WASHINGTON – U.S. Sen. Roger Wicker, R-Miss., today convened the Senate Committee on Commerce, Science, and Transportation for a hearing titled, “The New Space Race: Ensuring U.S. Global Leadership on the Final Frontier.” The hearing discussion focused on the U.S. government’s strategy for maintaining leadership in space, ensuring space industry competitiveness, and addressing challenges to America’s spacefaring preeminence.
Excerpt from Chairman Wicker’s opening statement, as delivered, below:
We have entered into a new space race — this race is different from the one America won 50 years ago. The new space race has three dimensions:
First, the United States must maintain its position as the international “partner of choice” for current and aspiring spacefaring nations. Strengthening international partnerships through cooperation on space endeavors enhances our prestige around the world. The International Space Station is a key part of U.S. global leadership, but NASA’s FY 2020 budget request proposes to end funding for the ISS in 2025.
Witnesses should detail opportunities to enhance space partnerships with other nations and demonstrate how the budget request supports those efforts.
Secondly, America must maintain our position as the focal point for space commerce. We want space companies to be established and continue to grow in the United States. The global space industry is expected to grow from around $400 billion today to nearly $3 trillion over the next two decades.
President Trump has supported the commercial space industry through policies to streamline regulations for launch, remote sensing, spectrum usage, and export control. In particular, I commend the Vice President’s leadership of the National Space Council, which has achieved interagency consensus on critical issues and provided bold and clear direction on space policy.
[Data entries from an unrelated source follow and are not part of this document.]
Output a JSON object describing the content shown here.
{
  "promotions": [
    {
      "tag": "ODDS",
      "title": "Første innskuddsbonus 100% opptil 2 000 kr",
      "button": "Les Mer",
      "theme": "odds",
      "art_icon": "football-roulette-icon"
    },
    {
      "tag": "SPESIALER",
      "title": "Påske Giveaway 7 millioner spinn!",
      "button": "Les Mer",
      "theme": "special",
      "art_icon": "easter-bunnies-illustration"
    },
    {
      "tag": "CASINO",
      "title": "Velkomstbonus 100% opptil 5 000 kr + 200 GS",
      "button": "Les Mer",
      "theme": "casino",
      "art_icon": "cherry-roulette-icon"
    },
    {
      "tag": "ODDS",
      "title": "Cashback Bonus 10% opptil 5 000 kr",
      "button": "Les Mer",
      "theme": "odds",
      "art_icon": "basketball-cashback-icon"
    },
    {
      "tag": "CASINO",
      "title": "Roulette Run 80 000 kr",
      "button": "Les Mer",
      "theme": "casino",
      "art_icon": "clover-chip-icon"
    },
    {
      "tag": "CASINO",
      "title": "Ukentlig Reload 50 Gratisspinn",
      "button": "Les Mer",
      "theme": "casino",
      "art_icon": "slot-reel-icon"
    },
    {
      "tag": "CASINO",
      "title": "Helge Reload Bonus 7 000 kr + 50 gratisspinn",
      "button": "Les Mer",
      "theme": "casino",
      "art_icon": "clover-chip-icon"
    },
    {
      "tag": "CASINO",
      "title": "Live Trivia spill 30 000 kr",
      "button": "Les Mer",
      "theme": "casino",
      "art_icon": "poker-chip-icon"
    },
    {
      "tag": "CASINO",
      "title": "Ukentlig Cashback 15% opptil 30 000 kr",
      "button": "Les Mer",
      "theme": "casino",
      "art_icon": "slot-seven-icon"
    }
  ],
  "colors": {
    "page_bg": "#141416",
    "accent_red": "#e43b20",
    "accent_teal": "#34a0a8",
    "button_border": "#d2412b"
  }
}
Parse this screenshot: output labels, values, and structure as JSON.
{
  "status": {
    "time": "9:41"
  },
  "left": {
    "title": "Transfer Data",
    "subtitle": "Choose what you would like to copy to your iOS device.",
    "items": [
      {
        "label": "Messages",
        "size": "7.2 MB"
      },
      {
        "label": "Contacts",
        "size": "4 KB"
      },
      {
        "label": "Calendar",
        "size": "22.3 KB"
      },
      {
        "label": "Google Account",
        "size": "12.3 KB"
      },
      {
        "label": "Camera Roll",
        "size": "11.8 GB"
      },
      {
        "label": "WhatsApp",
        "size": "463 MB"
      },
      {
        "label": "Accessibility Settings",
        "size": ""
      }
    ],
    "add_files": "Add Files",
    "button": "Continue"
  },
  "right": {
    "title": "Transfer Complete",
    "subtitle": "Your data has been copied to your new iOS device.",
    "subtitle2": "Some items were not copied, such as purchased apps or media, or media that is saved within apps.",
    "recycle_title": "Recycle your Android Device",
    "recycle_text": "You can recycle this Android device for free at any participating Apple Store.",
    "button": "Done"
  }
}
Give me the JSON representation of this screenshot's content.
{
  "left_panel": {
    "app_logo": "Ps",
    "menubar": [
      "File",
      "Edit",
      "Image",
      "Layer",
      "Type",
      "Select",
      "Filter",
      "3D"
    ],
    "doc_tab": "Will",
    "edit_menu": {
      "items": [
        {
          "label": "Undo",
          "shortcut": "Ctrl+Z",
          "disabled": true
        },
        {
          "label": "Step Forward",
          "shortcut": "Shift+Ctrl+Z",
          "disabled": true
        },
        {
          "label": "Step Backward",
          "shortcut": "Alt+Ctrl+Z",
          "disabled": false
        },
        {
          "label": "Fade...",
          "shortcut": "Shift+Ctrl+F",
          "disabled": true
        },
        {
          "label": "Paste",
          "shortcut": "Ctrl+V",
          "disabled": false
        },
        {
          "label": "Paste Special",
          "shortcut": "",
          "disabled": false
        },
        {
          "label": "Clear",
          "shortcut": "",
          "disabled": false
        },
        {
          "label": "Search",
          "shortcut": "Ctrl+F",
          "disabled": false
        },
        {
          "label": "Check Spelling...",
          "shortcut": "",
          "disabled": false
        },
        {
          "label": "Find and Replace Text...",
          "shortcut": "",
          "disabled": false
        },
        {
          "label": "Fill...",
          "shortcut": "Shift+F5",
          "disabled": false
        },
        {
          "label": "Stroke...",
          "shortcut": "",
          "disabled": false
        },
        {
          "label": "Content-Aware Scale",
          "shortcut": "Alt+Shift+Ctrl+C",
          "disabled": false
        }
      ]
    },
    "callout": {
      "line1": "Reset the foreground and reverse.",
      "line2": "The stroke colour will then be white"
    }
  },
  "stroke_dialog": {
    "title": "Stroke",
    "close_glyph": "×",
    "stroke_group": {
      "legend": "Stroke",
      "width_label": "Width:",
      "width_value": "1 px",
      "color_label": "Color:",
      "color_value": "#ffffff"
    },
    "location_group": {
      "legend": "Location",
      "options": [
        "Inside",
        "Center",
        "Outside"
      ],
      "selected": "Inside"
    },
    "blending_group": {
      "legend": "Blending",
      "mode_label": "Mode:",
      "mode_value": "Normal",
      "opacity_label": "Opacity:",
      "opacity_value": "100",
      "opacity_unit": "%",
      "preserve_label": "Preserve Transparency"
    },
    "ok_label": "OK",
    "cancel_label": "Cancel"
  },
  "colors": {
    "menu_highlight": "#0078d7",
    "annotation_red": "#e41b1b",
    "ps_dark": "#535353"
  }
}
Perhaps Mr. O’Connell will address the current state of the industry and provide the committee with a progress report on meeting various Space Policy Directives to promote the commercial space industry. Administrator Bridenstine should also address NASA’s role in partnering with commercial providers and growing the industry.
And third, as competition in commercial space heats up, we must stay ahead of rising space powers, notably China. Maintaining America’s position as the preeminent spacefaring nation is the final dimension of the new space race.
China’s space program could represent a significant challenge to American leadership in space. A recent Defense Intelligence Agency report noted that China’s space program “supports both civil and military interests.”
In January, China became the first country to explore the far side of the Moon. By 2025, China plans to complete its satellite navigation system rival to GPS, launch a rover to Mars, operationalize a space station, and begin building a Moon base, among other ambitions.
President Trump has provided clear direction for NASA to “lead an innovative and sustainable program of exploration to enable human expansion across the solar system.” He is right.
I hope our witnesses will tell the committee how America can maintain an edge over foreign space programs and show how the budget request will help sustain American leadership in space. It is essential that we have consistency in policy, stable and sufficient funding, and a robust set of international and commercial partnerships to achieve these goals.